Puis
le nuage a faibli. Mon ange aussi. Elle s'est fait un sang d'encre
trop longtemps, pour la vie, pour moi, pour ses enfants. L'encre est
restée dans son sang. Au début juste une petite dose bleue sur fond
rouge, toute petite écriture sous sa peau d'ivoire. Le soir, je
rentrais pour la laver, lui faire à manger parce qu 'elle
pouvait pas, pour mettre une chanson qu'elle entendait pas parce
qu'elle dormait et je l'écoutais pour elle, pour allumer un feu de
cheminée qu'elle aimait plus parce qu'elle pouvait plus supporter la
chaleur vivante des flammes sur le bois rougeoyant, brûlures rouges
et bleues comme son sang. Je l'aimais. Je l'aimais tout le temps. Je
l'aimais au quotidien. Je l'aimais quand je lui racontais le ciel au
bleu de ses yeux, sur ma vie pour toujours. Je l'aimais dans son
sourire attristé. Je la veillais, je caressais sa peau dans son
sommeil avec la lune comme compagne et confidente.

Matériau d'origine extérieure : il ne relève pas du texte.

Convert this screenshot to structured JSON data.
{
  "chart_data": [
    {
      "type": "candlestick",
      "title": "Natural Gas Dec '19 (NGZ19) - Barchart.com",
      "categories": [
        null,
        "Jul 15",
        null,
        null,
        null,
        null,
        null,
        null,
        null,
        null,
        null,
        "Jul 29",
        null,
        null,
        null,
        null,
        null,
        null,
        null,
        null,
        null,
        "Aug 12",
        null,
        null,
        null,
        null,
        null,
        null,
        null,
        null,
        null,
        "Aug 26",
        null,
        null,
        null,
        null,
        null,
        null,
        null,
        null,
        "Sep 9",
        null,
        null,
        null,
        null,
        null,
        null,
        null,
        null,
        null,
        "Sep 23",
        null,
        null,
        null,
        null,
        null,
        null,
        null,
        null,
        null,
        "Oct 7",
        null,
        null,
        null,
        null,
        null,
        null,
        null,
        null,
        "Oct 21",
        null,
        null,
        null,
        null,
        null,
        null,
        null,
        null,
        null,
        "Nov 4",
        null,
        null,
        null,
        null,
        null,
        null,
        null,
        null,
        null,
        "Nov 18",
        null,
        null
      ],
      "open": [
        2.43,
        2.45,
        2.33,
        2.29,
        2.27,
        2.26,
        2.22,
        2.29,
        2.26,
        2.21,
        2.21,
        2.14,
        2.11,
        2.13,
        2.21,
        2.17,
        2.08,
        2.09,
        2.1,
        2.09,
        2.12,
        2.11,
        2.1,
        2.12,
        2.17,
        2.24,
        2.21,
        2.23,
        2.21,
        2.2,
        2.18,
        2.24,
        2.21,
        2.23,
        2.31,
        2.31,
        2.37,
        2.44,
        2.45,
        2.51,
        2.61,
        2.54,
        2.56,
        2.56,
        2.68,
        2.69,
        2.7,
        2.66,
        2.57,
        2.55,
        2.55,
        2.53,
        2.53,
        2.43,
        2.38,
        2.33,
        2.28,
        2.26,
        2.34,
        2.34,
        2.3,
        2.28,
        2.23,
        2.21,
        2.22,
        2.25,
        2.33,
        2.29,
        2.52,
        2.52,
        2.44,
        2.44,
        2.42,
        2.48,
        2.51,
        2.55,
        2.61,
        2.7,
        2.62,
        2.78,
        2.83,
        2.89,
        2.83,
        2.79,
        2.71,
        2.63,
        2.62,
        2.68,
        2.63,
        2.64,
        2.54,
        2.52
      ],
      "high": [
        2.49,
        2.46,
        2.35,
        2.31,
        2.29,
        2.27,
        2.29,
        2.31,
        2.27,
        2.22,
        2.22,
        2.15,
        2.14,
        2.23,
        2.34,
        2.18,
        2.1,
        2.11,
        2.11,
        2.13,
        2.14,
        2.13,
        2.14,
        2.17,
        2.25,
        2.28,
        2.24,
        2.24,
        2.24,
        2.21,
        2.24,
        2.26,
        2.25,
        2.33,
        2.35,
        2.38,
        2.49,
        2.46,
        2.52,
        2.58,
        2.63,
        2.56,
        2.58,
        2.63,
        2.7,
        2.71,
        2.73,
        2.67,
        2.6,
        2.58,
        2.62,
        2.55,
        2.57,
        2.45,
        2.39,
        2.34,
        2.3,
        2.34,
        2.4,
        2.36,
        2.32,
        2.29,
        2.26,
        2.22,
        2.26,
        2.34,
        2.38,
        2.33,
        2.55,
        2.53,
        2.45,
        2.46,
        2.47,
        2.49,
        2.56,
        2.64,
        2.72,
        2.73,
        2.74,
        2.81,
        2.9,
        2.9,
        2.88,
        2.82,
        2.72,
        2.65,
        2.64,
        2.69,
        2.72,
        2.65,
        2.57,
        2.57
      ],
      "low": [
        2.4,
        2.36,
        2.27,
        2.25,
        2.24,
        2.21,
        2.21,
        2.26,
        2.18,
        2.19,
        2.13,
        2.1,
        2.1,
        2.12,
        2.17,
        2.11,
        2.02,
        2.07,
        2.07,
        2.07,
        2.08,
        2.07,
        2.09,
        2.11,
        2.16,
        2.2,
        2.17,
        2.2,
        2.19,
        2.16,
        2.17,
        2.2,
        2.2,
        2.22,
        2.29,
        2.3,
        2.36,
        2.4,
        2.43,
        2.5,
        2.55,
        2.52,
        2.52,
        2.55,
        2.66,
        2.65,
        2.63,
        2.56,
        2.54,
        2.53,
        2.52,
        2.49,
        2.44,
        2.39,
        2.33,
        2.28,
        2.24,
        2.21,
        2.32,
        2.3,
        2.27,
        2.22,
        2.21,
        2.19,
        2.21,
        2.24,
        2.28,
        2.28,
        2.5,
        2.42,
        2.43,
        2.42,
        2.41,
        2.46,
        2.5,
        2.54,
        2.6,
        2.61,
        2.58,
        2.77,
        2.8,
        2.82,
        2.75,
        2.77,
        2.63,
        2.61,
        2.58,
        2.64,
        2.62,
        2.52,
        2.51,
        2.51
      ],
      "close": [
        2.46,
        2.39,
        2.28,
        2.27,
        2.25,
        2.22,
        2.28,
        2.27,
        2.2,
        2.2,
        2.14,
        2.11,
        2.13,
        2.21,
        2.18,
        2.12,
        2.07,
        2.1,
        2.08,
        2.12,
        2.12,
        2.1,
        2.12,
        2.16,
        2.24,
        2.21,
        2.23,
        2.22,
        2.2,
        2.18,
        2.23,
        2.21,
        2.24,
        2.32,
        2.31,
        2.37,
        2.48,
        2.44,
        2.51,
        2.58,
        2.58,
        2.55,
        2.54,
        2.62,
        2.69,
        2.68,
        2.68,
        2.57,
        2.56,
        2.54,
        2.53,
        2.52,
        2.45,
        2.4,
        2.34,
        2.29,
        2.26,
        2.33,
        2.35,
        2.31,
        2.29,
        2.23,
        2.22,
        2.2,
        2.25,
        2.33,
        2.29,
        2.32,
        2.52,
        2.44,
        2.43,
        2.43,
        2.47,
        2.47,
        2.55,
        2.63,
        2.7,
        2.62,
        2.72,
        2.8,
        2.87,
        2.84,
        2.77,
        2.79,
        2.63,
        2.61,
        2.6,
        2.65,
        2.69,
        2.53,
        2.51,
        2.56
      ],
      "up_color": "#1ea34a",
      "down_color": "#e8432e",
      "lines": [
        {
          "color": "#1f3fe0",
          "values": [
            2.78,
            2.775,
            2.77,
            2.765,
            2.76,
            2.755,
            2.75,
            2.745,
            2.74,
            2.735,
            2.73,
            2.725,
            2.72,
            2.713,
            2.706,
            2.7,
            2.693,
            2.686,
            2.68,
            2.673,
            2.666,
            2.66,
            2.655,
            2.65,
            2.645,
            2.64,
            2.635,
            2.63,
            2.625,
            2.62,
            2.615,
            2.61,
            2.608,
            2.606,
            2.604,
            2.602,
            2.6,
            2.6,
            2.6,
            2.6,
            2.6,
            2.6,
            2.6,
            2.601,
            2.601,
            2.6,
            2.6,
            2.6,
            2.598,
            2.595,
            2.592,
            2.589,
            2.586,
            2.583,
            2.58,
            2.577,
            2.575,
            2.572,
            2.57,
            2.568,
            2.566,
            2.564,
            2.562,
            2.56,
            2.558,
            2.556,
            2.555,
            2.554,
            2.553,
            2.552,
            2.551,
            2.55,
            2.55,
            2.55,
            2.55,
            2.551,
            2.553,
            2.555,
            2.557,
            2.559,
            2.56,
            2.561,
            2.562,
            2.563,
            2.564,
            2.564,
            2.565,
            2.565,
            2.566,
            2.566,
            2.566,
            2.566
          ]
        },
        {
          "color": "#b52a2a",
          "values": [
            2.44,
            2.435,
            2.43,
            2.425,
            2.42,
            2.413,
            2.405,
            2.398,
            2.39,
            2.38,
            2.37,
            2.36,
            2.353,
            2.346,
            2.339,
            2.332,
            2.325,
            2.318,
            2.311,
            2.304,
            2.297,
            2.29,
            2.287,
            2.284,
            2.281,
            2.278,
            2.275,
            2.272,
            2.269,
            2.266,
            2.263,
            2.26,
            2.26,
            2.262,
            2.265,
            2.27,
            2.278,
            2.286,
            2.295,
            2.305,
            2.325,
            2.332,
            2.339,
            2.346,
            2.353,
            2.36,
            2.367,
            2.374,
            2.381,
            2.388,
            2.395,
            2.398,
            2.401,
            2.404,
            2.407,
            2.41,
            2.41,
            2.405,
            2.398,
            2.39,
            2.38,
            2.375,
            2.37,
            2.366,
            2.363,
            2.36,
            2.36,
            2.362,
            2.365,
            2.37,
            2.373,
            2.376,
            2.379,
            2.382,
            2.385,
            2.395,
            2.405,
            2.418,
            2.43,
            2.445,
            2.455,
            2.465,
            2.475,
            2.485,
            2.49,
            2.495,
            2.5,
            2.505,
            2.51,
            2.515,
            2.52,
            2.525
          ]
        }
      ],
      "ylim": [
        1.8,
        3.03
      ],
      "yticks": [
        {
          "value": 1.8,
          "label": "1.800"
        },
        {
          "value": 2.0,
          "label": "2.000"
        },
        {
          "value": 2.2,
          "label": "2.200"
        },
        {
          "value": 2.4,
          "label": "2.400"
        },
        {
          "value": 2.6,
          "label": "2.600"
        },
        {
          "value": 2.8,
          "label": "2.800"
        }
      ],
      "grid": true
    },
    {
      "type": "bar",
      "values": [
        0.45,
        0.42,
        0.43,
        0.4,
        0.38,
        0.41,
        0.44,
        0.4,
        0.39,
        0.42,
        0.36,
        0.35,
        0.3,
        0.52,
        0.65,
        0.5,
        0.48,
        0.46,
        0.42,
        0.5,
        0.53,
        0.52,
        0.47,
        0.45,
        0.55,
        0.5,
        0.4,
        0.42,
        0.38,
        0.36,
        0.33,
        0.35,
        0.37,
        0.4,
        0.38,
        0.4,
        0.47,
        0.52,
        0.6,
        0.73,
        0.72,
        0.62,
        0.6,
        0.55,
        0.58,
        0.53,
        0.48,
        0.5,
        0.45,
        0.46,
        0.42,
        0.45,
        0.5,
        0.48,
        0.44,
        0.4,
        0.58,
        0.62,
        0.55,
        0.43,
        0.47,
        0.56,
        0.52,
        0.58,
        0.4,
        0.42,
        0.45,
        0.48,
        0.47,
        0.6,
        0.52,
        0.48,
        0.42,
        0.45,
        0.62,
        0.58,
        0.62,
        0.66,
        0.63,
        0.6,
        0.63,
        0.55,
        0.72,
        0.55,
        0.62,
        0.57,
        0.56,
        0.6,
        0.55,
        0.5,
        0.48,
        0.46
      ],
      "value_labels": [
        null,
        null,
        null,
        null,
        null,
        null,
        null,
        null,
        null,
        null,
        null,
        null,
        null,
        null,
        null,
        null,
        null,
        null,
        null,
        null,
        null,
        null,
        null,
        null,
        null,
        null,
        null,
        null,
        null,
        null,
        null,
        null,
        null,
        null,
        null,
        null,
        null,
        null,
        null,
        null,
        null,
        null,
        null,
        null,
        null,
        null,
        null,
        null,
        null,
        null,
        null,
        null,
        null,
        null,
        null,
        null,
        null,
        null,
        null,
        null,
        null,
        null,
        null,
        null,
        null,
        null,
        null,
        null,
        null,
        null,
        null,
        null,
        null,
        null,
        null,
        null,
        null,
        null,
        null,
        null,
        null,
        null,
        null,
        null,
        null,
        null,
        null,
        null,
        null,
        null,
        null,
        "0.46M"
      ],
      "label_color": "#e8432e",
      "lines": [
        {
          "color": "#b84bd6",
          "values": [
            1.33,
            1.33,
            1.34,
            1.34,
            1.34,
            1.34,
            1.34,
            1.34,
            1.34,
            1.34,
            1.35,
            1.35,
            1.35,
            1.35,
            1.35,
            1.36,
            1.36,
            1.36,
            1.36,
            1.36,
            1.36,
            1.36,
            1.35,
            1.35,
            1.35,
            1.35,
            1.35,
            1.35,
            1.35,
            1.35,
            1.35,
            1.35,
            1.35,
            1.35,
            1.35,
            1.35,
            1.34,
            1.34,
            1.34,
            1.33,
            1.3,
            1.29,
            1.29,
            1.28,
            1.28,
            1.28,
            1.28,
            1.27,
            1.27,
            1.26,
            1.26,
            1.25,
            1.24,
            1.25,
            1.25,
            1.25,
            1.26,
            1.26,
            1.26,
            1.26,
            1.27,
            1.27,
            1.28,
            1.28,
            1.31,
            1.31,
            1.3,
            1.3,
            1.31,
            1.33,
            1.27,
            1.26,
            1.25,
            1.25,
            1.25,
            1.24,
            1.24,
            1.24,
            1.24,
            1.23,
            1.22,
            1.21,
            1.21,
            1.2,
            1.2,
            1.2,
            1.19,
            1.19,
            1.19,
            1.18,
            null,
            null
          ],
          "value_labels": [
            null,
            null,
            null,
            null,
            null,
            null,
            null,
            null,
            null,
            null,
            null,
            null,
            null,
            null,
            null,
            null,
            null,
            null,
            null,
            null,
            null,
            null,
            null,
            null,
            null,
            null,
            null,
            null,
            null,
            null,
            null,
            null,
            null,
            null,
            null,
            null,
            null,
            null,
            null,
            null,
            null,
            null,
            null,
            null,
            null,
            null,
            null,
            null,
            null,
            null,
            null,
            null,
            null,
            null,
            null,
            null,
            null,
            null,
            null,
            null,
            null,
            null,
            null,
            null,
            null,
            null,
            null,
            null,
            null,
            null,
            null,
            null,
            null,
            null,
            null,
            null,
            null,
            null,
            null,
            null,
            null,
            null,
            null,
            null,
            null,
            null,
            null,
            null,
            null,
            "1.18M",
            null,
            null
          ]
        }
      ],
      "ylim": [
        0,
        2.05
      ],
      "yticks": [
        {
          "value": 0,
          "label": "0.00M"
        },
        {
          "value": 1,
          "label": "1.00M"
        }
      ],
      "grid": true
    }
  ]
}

Peu à peu l'encre
a bu tout le sang et le bleu de ses yeux s'est noyé dans ses veines.
Alors la rue est revenue de petits verres en petits verres dans notre
foyer, au centre de ma vue, la rue et sa veine aux couleurs de sa
vie. Elle s'éloignait toujours plus, fréquentait un monde sans moi
avec du froid tout autour je crois, revenait de moins en moins de son
sommeil. Puis elle n'est jamais plus revenue. Mon ange non plus. Au
début un tout petit cancer, une toute petite leucémie, soyeuse et
douce qu'elle a chérie, juste un petit animal ronronnant dans son
sang qu'elle a nourri et qui boira toute sa vie. Elle est partie et moi un peu avec elle. Maintenant je bois du bleu qui n'est
pas de ciel, un sang qui n'est pas le sien.